Of course he knew that he was doing it for himself as well. His own father had been murdered in a small town just outside Boston when Magnus was twenty and a student at college. The local police had got nowhere in solving the crime, and neither had Magnus, despite spending the best part of a year trying. In fact, he was still trying; he had never given up. That was why Magnus had joined the Boston Police Department. That was why he always had the energy for another dead body.

And now here he was, in Iceland. On his arrival in the spring he had been thrown into a case, a very interesting case, but since then there had been nothing but teaching and studying. The orange Penal Code lay on his desk by the window. He knew probably three-quarters of it by now.

It wasn’t as if the boys in the Violent Crimes Unit downtown had had much to do. In June a man had been found stabbed to death in the street at four on a Sunday morning. The first cops to the scene had solved the crime, figuring that the eighteen-year-old kid out of his skull on speed, waving a knife soaked in blood around his head and shouting how he would kill anyone else who came near him was a likely suspect.

Magnus had given his word to Snorri Gudmundsson, the National Police Commissioner, that he would stay for two years. He owed it to him for providing him with refuge when the Dominican gang from back home were after him, and to Árni for taking a bullet when the hit man they sent to Reykjavík had caught up with him.

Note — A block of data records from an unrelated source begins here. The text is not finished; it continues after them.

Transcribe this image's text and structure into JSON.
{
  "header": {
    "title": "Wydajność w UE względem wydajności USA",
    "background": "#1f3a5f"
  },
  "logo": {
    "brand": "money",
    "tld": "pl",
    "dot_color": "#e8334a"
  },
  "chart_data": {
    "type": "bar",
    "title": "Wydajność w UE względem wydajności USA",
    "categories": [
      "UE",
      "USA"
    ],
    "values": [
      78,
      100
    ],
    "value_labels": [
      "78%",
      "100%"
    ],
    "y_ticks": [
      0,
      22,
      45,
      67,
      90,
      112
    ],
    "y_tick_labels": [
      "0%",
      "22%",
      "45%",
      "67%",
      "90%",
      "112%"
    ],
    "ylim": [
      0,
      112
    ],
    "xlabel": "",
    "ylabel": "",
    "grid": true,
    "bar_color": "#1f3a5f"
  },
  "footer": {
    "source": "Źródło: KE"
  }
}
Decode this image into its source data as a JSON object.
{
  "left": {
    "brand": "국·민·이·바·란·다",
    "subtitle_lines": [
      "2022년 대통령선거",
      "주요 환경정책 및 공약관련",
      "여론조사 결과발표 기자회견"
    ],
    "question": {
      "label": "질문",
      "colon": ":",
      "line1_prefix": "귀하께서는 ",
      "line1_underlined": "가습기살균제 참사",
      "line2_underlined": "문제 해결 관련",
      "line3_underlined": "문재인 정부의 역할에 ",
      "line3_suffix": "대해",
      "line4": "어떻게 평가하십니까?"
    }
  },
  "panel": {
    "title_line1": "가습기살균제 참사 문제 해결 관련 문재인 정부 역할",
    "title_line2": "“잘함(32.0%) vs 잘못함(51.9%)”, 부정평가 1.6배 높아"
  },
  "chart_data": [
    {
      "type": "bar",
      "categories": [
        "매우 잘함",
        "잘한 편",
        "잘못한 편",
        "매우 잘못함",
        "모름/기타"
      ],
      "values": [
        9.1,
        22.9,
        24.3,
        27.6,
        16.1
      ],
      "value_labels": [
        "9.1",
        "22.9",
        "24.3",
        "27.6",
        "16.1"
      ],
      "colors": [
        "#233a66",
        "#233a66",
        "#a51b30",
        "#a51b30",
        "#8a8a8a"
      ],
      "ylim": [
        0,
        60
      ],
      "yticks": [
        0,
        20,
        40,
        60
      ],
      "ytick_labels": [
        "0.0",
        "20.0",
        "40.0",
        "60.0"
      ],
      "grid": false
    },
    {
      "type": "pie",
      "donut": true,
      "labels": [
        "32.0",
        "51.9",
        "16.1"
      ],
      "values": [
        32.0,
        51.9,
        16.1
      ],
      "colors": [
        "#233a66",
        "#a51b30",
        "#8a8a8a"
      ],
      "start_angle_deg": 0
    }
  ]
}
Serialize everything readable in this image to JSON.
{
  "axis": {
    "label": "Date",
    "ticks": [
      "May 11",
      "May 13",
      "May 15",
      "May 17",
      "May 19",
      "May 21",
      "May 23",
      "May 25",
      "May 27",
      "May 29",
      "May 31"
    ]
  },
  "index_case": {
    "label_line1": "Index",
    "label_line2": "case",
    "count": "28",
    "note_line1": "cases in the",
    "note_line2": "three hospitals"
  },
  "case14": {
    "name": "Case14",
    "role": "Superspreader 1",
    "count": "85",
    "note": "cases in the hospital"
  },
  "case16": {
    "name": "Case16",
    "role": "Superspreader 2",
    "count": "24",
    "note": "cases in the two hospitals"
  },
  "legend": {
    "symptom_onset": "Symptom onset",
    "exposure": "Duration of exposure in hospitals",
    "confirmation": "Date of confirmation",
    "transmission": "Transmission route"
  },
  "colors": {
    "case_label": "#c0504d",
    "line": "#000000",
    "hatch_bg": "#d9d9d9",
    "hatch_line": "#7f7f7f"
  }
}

Of course the Dominicans knew where he was now. Their boss might be in Cedar Junction jail back in Massachusetts, put there with the help of Magnus’s testimony, but there were plenty of gang members still at large. Magnus hoped that now that he had done his stint as a witness he was no longer a target, but he couldn’t be sure. He could never be sure.

But it was going to be hard to stick it out in Reykjavík. Four months and he was already climbing the walls.

Árni was right though. He should make a call. Try to get assigned on to this Óskar Gunnarsson case. You never knew, there might be something in it. It would make a change. And it might be interesting to deal with the British police.

But who to call? Baldur would just say no, that was for sure. Magnus knew the Commissioner would take his call, but he wanted to save that access for when he really needed it. Thorkell Holm, head of CID, was his best bet. It would piss Baldur off, but that was just tough.

He took out his phone, called the police switchboard and asked to be put through.

Then he heard a giggle.

He looked up.

There was a naked woman lying on his bed.

‘Ingileif! What the hell are you doing here?’

She threw off the covers and bounded over to him in the chair. ‘You didn’t see me, did you? What kind of cop are you when you can’t even spot a woman lying under your bed covers, desperate for sex?’